I focus on the patient. I take his hand and meet his eyes. He squeezes so hard my fingers go numb.

“We will get you through this. Okay? You just hang on. You are safe here with us. We won’t leave you alone.” He nods and squeezes harder.

I show the new nurse all the things to do. She is open, grateful to learn.

She is a wonderful nurse.

His wife is on the phone with his other nurse. We talk through the glass. Charades, yelling, writing backwards on the window. I tell his wife that he is my new boyfriend. He is smiling now and gives me a thumbs-up.

His fight to live is only beginning.

I take a cool washcloth and hold it to his reddened forehead. He sleeps the strange sleep of the body under massive attack. Only my respirator mask can be heard in the slowly dimming room.

Outside the window the sun is melting down the side of an indifferent sky.

“We are right here with you.” I tell him. “We’ve got you.”

The essay is adapted from “COVID Chronicles,” by Barbara (Babs) Greles, which was published in Her(oics): Women’s Lived Experiences during the Coronavirus Pandemic (Regal House Publishing, 2021). © Used with permission. All rights reserved.


Dizzying Change—and Heartening Improvements—in Mental Health Care

Laura Inclema ’15N, ’19N (MS)

Assistant director, Ambulatory Psychiatry Nursing Team Department of Psychiatry, University of Rochester Medical Center

UR Medicine nurse Laura Inclema Baldwin Covid-19 University of RochesterLaura Inclema

In October 2019, Laura Inclema dove into a new role as assistant director of UR Medicine’s ambulatory psychiatry nursing service.

“We were expanding services to meet the community demand,” she says of the program that operates a series of outpatient mental health clinics in the region. “It was great, because we were growing, and there was new opportunity.” Inclema was not the only one stepping into a new role; she was training a team of six newly promoted nursing leaders. When COVID-19 arrived, everything was new again.

She says that working under conditions of constant, unrelenting change during the pandemic took a toll on her and many of her colleagues. It’s been “exhausting.”

“I don’t think that we’ve even started to see the impact that this pandemic is going to have on our workforce,” she says.

But Inclema is optimistic, too, and proud of what she and her colleagues in the ambulatory psychiatry program have accomplished. She helped sow the seeds of some important improvements in the delivery of care—changes she anticipates will endure well beyond the pandemic.

When COVID-19 forced a reliance on telehealth, providers adapted overnight to a change that serves many patients well. The pandemic confronted patients (as well as providers) with challenges in such areas as childcare, and sometimes, transportation. “When we removed those barriers, we had people more engaged in their care,” Inclema says.

Another important change was the expansion of a crisis hotline. In April 2020, Inclema oversaw the transformation of the hotline from a Monday through Friday service to a 24/7 crisis call line. It required a lot of new staffing.

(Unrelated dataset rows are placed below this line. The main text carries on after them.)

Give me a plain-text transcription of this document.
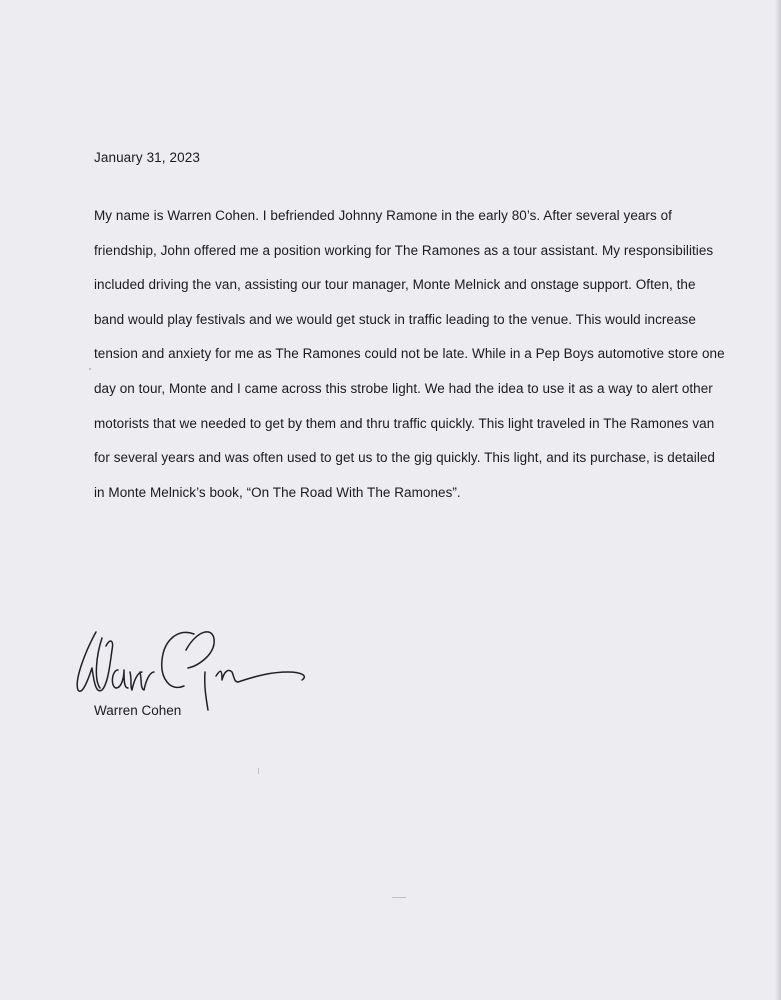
January 31, 2023
My name is Warren Cohen. I befriended Johnny Ramone in the early 80’s. After several years of
friendship, John offered me a position working for The Ramones as a tour assistant. My responsibilities
included driving the van, assisting our tour manager, Monte Melnick and onstage support. Often, the
band would play festivals and we would get stuck in traffic leading to the venue. This would increase
tension and anxiety for me as The Ramones could not be late. While in a Pep Boys automotive store one
day on tour, Monte and I came across this strobe light. We had the idea to use it as a way to alert other
motorists that we needed to get by them and thru traffic quickly. This light traveled in The Ramones van
for several years and was often used to get us to the gig quickly. This light, and its purchase, is detailed
in Monte Melnick’s book, “On The Road With The Ramones”.
Warren Cohen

And it came at an auspicious time.

In early September, it became public that Daniel Prude, a Chicago man visiting his brother in Rochester, had died after an encounter with Rochester police six months before, and that the Monroe County medical examiner had declared the death a homicide. Prude, who was Black, had a history of mental illness and was having a psychotic episode at the time of his arrest. A video of the event led to protests and heightened attention to a long-festering problem: law enforcement officers called to respond to mental health crises, while lacking the training necessary to respond effectively.

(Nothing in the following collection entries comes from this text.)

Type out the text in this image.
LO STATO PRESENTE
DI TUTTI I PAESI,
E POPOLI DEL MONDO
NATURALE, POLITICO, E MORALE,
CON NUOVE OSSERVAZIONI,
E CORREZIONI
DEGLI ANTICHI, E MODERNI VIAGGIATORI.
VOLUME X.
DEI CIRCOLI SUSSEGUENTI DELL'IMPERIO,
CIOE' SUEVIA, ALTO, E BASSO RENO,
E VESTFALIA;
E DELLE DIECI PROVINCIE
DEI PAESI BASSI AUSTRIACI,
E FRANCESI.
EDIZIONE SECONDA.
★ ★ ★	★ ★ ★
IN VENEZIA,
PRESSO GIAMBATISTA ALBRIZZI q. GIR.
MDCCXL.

The call line was already experiencing high volume when people began sharing the number with friends on social media. “I would say that speaks volumes to where our community was, and how much support they actually needed,” says Inclema.

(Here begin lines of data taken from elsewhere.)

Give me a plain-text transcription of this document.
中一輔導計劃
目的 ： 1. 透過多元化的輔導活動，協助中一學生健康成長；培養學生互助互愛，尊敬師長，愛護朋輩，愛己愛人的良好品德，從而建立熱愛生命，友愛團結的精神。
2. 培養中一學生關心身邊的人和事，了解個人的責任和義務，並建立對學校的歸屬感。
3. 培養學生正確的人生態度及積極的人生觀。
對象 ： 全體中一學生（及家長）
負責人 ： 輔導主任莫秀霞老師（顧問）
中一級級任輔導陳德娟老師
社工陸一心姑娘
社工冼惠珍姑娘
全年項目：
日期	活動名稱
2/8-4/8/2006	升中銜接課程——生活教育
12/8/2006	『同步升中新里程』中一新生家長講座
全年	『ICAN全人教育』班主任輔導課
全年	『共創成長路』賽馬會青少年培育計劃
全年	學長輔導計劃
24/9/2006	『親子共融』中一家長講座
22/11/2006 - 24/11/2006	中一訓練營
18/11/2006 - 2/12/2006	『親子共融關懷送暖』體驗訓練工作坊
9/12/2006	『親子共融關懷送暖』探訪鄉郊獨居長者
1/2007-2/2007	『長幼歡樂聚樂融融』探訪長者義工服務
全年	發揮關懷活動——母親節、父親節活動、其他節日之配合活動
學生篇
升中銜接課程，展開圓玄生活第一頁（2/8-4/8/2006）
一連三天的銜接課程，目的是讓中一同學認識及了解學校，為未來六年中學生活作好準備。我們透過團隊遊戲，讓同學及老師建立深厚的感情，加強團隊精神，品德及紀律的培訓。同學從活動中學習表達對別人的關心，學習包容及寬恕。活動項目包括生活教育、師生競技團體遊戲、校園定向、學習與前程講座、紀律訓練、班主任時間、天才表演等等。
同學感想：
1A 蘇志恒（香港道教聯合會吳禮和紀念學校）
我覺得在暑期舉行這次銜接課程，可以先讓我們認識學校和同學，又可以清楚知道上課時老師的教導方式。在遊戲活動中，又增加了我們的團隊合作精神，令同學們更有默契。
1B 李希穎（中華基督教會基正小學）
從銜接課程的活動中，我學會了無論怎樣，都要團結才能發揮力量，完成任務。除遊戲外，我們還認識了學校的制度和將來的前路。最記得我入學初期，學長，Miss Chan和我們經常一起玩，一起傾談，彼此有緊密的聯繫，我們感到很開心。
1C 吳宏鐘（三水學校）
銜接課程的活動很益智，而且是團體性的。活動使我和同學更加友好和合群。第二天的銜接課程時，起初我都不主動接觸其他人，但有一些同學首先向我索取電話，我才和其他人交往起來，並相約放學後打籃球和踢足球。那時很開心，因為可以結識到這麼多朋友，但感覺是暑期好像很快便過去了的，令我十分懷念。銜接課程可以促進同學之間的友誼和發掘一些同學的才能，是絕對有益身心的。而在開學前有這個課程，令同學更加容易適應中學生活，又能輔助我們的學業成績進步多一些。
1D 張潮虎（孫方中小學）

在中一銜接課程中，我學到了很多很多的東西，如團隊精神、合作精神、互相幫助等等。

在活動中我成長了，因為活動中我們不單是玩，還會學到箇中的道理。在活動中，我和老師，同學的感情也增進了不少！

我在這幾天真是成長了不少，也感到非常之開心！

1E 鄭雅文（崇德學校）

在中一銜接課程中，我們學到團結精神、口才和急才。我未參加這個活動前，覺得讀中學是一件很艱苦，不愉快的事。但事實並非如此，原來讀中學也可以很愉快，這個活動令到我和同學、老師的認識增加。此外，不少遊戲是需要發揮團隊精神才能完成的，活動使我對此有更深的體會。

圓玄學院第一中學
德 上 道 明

The call line is staffed by licensed clinicians who can help callers immediately—“in the moment, versus having someone call them back,” Inclema adds. “They refer people to different services, including a mobile crisis team.”

It’s a project she undertook with just one of her nurse mangers, Kristy Lamb.

“It’s an amazing service. And we’re really proud of that, and of being able to support the community in this way.”